Dmitry Rogozin, Deputy Prime Minister in charge of defence industry, offered help to India in investigating the fatal explosion on the vessel and vowed to expand defence cooperation between the two countries.

“Whatever the outcome [of the Sindhurakshak blast probe], India remains our leading partner, not only in the off-the-shelf purchases of weapon platforms,” he said.

“India is our premier partner for the long haul in co-development of military hardware. We will help India build up its capabilities in this sphere,” Mr. Rogozin told reporters on a visit to Russia’s major nuclear submarine base in Vilyuchinsk, Kamchatka Peninsula, in the Far East, on Friday.

Experts see three ways how Russia could help India enhance its submarine fleet strength, which has now been reduced to 13 vessels and is set to decline further as the Indian Navy prepares to phase out ageing submarines.

Russian shipbuilders have offered to carry out life extension repairs to the nine Kilo class submarines in the Indian Navy inventory, which have a service life of 25 years with one midterm repair.

“We think it would be advisable to undertake a second mid-term repair that will add another 5 to 7 or even 10 years to the submarines’ scheduled service life,” Andrei Dyachkov, then Director-General of Sevmash shipyard, told The Hindu earlier this year.

Russia also plans to field its latest Amur-1650 submarines in the Indian Navy tender for six new diesel-electric submarines due to be floated shortly.

However, according to a leading Russian arms and armoury expert, the long-term solution for India would be to switch from diesel to nuclear-powered submarines.

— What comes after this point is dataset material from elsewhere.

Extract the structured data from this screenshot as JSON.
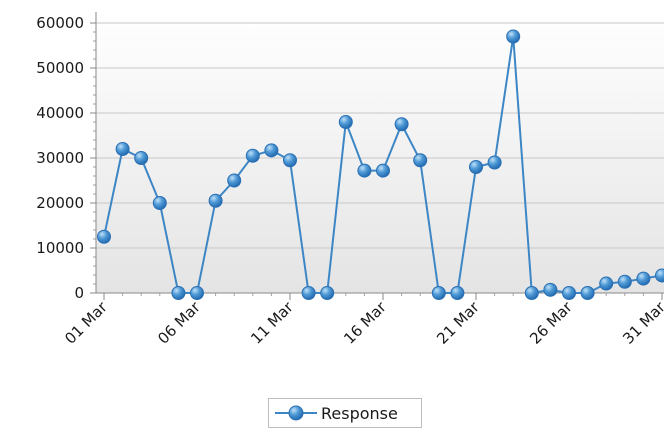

“I think the era of diesel submarines is drawing to a close for the Indian Navy,” said Konstantin Makienko, deputy Director of the CAST defence think tank. “India has technological, scientific and financial capabilities to acquire and operate nuclear submarines. Diesel submarines are needed for countries like Russia that have shallow inland seas, or have political constraints, like Japan.”

Mr. Makienko suggested that India could lease from Russia two or three Akula II nuclear submarines in addition to INS Chakra inducted last year.

“With three or four nuclear submarines in its inventory, the Indian Navy would be in a position to keep permanent presence in the Arabian Sea and the Bay of Bengal and train crews for indigenously built nuclear submarines,” he said.